Media commentators, scholars, and even the president’s allies have speculated that President Trump might “pardon his way out” of the Department of Justice investigations of potential cooperation between Russia and the Trump campaign and obstruction of justice and of President Trump’s attorney Michael Cohen. This strategy would entail issuing presidential pardons to targets of these investigations in the hope that eliminating their exposure to federal charges will prevent them from cooperating with investigators.

Considering the possibility of a pardon strategy is no mere academic exercise. There are many indications that President Trump has contemplated employing it. Last fall, the president’s attorneys reportedly broached pardons with attorneys for former Trump campaign manager Paul Manafort and former Trump National Security Adviser Michael Flynn. This March, immediately following FBI raids to gather evidence from the President’s Trump Organization associate and former lawyer, Michael Cohen, the president issued a pardon to former Vice President Cheney aide I. Lewis “Scooter” Libby, who was convicted of obstruction of justice and perjury charges stemming from an earlier investigation. Many interpreted that pardon as a signal that President Trump is open to clemency for individuals convicted for lying under oath.

Such a pardon strategy, however tempting it might appear to the president, is fatally flawed. There are two simple reasons for that. First, receiving a federal pardon will not protect key defendants from exposure to state criminal prosecution (as well as state and federal civil liability). In addition, granting a pardon with corrupt intent or for the purpose of interfering or preventing witness testimony could well expose President Trump to impeachment and personal criminal liability for obstruction of justice or bribery. In other words, pardoning key defendants will only complicate, not resolve, President Trump’s legal predicaments.
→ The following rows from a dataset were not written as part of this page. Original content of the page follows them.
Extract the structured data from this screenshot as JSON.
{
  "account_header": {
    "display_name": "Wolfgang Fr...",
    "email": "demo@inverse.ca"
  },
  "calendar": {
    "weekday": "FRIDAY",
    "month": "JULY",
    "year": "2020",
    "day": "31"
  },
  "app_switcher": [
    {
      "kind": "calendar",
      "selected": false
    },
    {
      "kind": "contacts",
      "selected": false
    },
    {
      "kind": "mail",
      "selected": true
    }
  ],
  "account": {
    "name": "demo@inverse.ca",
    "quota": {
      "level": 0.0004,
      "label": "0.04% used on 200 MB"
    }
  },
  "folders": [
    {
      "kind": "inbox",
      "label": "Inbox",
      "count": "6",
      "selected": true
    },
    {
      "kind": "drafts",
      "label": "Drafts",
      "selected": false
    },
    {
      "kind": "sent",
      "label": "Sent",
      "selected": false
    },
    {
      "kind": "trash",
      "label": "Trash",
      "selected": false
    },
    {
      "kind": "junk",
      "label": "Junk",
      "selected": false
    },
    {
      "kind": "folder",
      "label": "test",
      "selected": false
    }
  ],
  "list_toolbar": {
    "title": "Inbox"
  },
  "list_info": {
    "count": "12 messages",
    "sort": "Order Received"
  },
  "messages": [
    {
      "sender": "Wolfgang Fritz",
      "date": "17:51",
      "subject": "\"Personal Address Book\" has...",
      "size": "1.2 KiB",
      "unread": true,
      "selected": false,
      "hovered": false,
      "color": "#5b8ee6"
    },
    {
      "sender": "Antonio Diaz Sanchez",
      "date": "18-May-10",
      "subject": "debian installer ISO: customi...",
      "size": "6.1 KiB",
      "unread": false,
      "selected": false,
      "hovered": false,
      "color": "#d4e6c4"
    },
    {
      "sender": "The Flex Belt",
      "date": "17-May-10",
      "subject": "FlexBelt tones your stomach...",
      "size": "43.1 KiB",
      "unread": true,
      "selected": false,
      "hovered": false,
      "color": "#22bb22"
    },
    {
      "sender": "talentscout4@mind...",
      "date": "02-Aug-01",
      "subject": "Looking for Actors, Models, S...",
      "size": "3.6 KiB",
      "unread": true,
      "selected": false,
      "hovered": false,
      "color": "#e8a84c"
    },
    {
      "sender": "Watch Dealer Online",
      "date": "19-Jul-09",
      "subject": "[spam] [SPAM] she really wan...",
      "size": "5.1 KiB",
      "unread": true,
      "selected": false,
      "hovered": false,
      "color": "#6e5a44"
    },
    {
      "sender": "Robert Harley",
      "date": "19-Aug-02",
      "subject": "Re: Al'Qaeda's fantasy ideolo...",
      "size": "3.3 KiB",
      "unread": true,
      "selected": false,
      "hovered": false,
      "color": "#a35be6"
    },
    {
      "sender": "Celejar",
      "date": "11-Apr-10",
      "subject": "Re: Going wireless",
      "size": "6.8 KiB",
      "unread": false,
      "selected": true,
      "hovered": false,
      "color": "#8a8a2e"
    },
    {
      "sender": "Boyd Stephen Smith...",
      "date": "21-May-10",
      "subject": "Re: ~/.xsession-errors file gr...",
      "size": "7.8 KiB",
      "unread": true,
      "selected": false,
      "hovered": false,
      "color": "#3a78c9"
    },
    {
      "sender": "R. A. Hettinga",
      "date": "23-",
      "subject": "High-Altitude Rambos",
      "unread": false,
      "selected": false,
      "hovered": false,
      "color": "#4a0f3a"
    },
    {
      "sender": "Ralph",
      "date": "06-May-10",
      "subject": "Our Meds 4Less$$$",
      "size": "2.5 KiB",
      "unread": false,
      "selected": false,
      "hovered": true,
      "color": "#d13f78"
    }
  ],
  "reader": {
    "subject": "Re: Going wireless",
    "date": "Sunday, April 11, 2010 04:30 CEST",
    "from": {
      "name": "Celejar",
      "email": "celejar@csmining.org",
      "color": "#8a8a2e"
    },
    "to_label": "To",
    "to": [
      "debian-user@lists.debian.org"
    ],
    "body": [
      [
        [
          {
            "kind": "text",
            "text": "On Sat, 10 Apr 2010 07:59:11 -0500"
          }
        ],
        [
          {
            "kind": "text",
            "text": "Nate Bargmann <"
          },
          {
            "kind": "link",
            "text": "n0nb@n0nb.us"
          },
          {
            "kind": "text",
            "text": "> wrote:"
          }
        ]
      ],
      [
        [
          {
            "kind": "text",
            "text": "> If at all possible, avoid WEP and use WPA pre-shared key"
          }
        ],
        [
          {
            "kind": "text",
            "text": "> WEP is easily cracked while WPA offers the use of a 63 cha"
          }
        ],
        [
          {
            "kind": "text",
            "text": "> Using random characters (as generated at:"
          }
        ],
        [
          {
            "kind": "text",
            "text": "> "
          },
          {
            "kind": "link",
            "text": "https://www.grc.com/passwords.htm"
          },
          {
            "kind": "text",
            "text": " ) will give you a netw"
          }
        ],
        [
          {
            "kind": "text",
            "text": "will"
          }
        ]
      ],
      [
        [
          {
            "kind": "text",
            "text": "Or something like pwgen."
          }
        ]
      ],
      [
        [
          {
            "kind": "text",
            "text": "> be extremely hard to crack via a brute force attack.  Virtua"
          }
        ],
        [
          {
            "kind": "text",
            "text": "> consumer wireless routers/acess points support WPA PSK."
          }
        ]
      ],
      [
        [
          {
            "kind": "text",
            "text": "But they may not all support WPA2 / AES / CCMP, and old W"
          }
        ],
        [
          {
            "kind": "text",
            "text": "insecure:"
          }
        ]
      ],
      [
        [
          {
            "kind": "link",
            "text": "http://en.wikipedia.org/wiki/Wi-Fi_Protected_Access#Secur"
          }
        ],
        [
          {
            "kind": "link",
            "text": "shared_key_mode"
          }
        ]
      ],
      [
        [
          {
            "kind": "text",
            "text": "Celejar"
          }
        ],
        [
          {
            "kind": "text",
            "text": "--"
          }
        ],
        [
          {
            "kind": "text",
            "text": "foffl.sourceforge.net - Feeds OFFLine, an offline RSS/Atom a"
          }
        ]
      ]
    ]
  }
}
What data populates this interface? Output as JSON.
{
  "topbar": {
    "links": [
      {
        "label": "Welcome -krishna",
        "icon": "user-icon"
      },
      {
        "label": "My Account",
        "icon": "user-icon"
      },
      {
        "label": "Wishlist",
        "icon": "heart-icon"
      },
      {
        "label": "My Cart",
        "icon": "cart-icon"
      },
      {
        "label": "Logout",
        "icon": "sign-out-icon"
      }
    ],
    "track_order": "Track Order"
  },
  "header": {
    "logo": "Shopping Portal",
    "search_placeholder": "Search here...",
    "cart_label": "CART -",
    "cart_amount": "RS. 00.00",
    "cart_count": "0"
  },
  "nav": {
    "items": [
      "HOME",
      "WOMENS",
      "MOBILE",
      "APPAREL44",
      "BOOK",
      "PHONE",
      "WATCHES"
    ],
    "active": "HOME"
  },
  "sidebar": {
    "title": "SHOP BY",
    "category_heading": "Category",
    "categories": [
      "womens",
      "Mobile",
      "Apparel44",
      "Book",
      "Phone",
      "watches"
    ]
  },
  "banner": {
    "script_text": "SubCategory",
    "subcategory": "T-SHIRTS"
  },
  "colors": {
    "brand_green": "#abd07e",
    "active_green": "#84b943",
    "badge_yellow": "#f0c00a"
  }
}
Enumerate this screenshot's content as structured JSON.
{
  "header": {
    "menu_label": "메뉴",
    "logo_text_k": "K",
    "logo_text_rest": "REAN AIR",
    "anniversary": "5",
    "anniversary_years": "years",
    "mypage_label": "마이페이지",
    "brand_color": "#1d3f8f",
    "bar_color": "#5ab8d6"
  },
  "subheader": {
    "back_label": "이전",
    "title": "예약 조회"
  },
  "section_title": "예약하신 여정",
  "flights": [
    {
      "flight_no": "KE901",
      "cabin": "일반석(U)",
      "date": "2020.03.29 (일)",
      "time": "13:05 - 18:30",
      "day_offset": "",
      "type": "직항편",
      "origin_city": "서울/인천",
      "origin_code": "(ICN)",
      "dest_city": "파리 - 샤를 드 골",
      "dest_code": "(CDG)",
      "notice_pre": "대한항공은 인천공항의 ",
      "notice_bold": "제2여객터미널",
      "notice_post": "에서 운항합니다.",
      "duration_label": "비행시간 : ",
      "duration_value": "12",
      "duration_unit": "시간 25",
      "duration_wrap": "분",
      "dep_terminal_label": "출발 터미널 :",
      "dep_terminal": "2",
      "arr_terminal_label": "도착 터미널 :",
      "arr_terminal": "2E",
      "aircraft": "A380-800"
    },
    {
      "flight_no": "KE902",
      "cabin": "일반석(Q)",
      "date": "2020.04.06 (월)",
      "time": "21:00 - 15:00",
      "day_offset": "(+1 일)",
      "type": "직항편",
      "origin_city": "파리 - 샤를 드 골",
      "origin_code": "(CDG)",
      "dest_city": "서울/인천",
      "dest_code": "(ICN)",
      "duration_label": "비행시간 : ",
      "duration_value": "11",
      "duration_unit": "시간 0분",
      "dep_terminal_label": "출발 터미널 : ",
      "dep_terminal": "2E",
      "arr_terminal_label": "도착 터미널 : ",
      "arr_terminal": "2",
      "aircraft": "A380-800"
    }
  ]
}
This paper details why the pardon strategy will not work. In the first three sections, we focus on the exposure to possible state charges in New York of three representative individuals: Paul Manafort, a defendant in two pending cases; his deputy Rick Gates, a cooperating witness who has pled guilty; and Michael Cohen, the as-yet unindicted focus of a separate investigation. We find that:

  • Presidential pardons do not reach state prosecution. A pardon can wipe away or preempt a federal criminal conviction (or set of convictions), but state authorities, not the president, have the power to pardon state offenses. For this reason, the fact that the targets in the special counsel and Cohen investigations are facing allegations that could lead to state prosecutions means that they may still face criminal liability even if they receive a presidential pardon.
  • The federal protection against double jeopardy does not prohibit successive state and federal prosecutions for the same crime. The constitutional protection against double jeopardy applies only to each sovereign, and the individual states as well as the federal government are independent sovereigns.
  • State protections against double jeopardy are sometimes more expansive than the federal protection; however, they cannot be relied upon to pose a bar to successive prosecutions. Some state double jeopardy provisions do prohibit successive state and federal prosecutions where the federal prosecution has either gone to trial or resulted in a guilty plea; however, state crimes that are sufficiently distinct from the federal offenses tried or admitted may still be brought.
  • A presidential pardon would, moreover, not shield defendants from exposure to federal and state civil litigation, including civil asset forfeiture. While civil litigation is generally less worrisome than criminal prosecution, it brings no shortage of its own worries. Because a pardon would not impact civil litigation related to criminal offenses under investigation by the special counsel, property and other assets owned by defendants could be subject to civil asset forfeiture despite pardons for their criminal conduct. Individuals also could still face civil sanctions such as professional censure, and in some civil litigation settings courts have even found acceptance of a pardon to be evidence of guilt.

Finally, we shift our focus to the president and explain what he risks if he seeks to impede the special counsel investigation by pardoning key defendants. We find that:

  • An obstructive pardon would expose President Trump to additional liabilities. Such a pardon would potentially constitute an impeachable abuse of power for which there is clear precedent in the articles of impeachment drafted by the House Judiciary Committee against President Nixon; it would expose the president to criminal liability for bribery, gratuities, and obstruction of justice for which he could be indicted after he leaves office (and possibly also before); and it could constitute an admission of guilt that President Trump’s campaign, transition team, and/or White House engaged in criminal misconduct.